CI note: If you can’t find a 13.25-ounce package of Ronzoni, the winner of our tasting, use ¾ pound of a whole wheat pasta of your choice. If you like, pass extra-virgin olive oil for drizzling over the finished pasta. For a vegetarian dish, substitute vegetable broth for chicken broth.

Variation: Spinach can be substituted for the greens. Replace kale or collards with two 10-ounce bags of crinkly-leaf spinach, trimmed, chopped into 1-inch pieces, and rinsed, water still clinging to leaves (about 16 cups), and reducing chicken broth to ¾ cup. After adding second half of spinach to pan, cook for 2 minutes, until spinach is completely wilted. Continue with recipe as directed.

3 tablespoons olive oil
8 cloves garlic, 5 cloves sliced thin lengthwise, 3 cloves minced or pressed through garlic press (1 tablespoon)
Table salt
1 medium onion, diced small (about 1 cup)
½ teaspoon hot red pepper flakes
14 cups kale (loosely packed) or collard greens (1 to 1½ pounds), thick stems trimmed, leaves chopped into 1-inch pieces and rinsed, water still clinging to leaves
1½ cups low-sodium chicken broth
1 can (14½ ounces) diced tomatoes, drained
1 can (15 ounces) cannellini beans, drained and rinsed
¾ cup pitted kalamata olives, roughly chopped
13¼ ounces whole wheat spaghetti
2 ounces Parmesan cheese, finely grated (about 1 cup), plus additional for serving
Ground black pepper

1. Heat oil and sliced garlic in 12-inch straight-sided sauté pan over medium-high heat. Cook, stirring and turning frequently, until light golden brown, about 3 minutes. Using slotted spoon, transfer garlic to plate lined with paper towels. Sprinkle lightly with salt.

2. Add onion to pan; cook until starting to brown, about 5 minutes. Add minced garlic and red pepper flakes; cook, stirring constantly, until garlic is fragrant, about 30 seconds.

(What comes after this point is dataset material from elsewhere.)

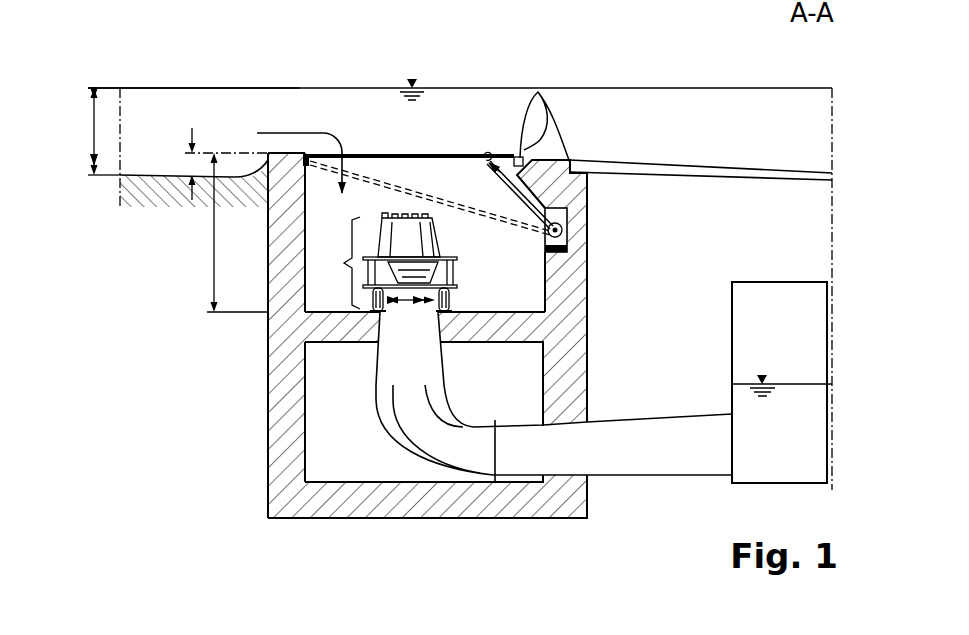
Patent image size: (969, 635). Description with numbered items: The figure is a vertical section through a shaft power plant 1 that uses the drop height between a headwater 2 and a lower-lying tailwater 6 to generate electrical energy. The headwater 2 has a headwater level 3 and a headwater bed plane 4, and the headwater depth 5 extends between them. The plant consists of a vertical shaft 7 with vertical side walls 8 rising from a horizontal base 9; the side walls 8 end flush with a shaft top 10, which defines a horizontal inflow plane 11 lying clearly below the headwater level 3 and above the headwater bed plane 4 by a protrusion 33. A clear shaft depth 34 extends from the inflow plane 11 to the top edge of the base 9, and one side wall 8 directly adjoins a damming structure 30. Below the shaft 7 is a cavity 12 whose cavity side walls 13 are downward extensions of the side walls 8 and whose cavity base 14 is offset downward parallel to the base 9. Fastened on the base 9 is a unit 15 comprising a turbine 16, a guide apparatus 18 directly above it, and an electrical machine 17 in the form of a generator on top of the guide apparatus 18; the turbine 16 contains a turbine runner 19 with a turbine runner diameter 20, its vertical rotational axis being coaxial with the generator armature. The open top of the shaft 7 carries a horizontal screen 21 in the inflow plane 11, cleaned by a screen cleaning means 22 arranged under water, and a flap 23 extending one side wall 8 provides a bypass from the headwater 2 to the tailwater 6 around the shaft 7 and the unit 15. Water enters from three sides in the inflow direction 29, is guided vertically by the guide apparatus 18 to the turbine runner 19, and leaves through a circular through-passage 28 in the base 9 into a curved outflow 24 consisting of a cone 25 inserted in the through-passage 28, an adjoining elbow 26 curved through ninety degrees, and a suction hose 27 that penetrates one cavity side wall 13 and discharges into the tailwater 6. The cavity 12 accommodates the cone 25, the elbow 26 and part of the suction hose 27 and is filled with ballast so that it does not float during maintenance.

3. Add half of greens to pan; using tongs, toss occasionally, until starting to wilt, about 2 minutes. Add remaining greens, broth, and ¾ teaspoon salt; cover (pan will be very full); increase heat to high and bring to strong simmer. Reduce heat to medium and cook, covered, tossing occasionally, until greens are tender, about 15 minutes (mixture will be somewhat soupy). Stir in beans and olives.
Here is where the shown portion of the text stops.